アスファルト防水のエキスパート 東西アスファルト事業協同組合
妹島 敷地は瀬戸内海に面していて、直島をはじめとした島々など、瀬戸内海を繋ぐ船が出る高松港のすぐ横にあります。高松駅が敷地から100メートルほど離れた場所で、そこから港に向かって歩いていくと広場があります。大体育館と中体育館と武道場を建設する予定なのですが、昼休みなどに海を見にいく方がたが多くいるので、その動線を邪魔しないよう、真ん中を通り抜けられる配置としています。三つの分棟はアリーナレベルで繋がっていて、上部では分かれ、また屋根で繋がっています。大屋根によって、建物に入らずに通過できたり休憩できたりして、公園の延長のような雰囲気になります。従来の体育館とは違って、エントランスから入り通路を通ってホールに入るのではなく、空間と空間が直接繋がっていくような建築にしようと考えました。

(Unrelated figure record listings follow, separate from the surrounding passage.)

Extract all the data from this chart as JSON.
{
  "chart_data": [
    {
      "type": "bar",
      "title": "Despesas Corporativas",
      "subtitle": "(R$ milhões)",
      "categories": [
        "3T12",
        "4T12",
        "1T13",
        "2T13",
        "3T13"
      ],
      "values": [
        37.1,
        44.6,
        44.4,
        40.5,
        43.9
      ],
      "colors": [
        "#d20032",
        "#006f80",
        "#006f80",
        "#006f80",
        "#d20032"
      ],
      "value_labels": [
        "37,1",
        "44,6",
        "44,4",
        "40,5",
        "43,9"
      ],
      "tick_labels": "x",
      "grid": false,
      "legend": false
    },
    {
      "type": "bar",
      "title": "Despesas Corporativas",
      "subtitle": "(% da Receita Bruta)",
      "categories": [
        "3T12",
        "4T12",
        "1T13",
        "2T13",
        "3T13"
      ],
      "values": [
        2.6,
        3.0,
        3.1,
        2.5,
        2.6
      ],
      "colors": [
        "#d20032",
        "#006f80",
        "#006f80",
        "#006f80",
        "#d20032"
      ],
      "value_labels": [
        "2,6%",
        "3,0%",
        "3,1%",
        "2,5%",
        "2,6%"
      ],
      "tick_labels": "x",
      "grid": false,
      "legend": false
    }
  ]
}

西沢 中は、客席で囲まれたアリーナ部分とホワイエ部分が壁で仕切られておらず、客席で両者を分けています。加えて、大体育館と中体育館のドームが屋根によって繋がるような形式で、全体として一体感があります。
妹島
壁で閉じていないため、客席からも海が見えます。アリーナの階段の後ろのホワイエ部分は散歩や子どもたちが遊ぶ場所としても使えます。建物の上部と下部を緩やかに分けたり繋げたりしながら使えるようにしたいとも思っています。三つのドームが連なり、瀬戸内に小島が浮かんでいる風景と馴染むような、柔らかな雰囲気をつくろうとしています。10年前の講演でも同じことを言っていますが、どうやったらその土地に合った建築が設計できるかずっと考えています。建物内部でも新しい体験をつくりたいけれども、建物を建てる場所そのものにも色々な性格があるだろうから、そこでどのぐらいのスケール、密度、荒さがよいのかということを考えています。
以上で講演を終わります。ありがとうございました。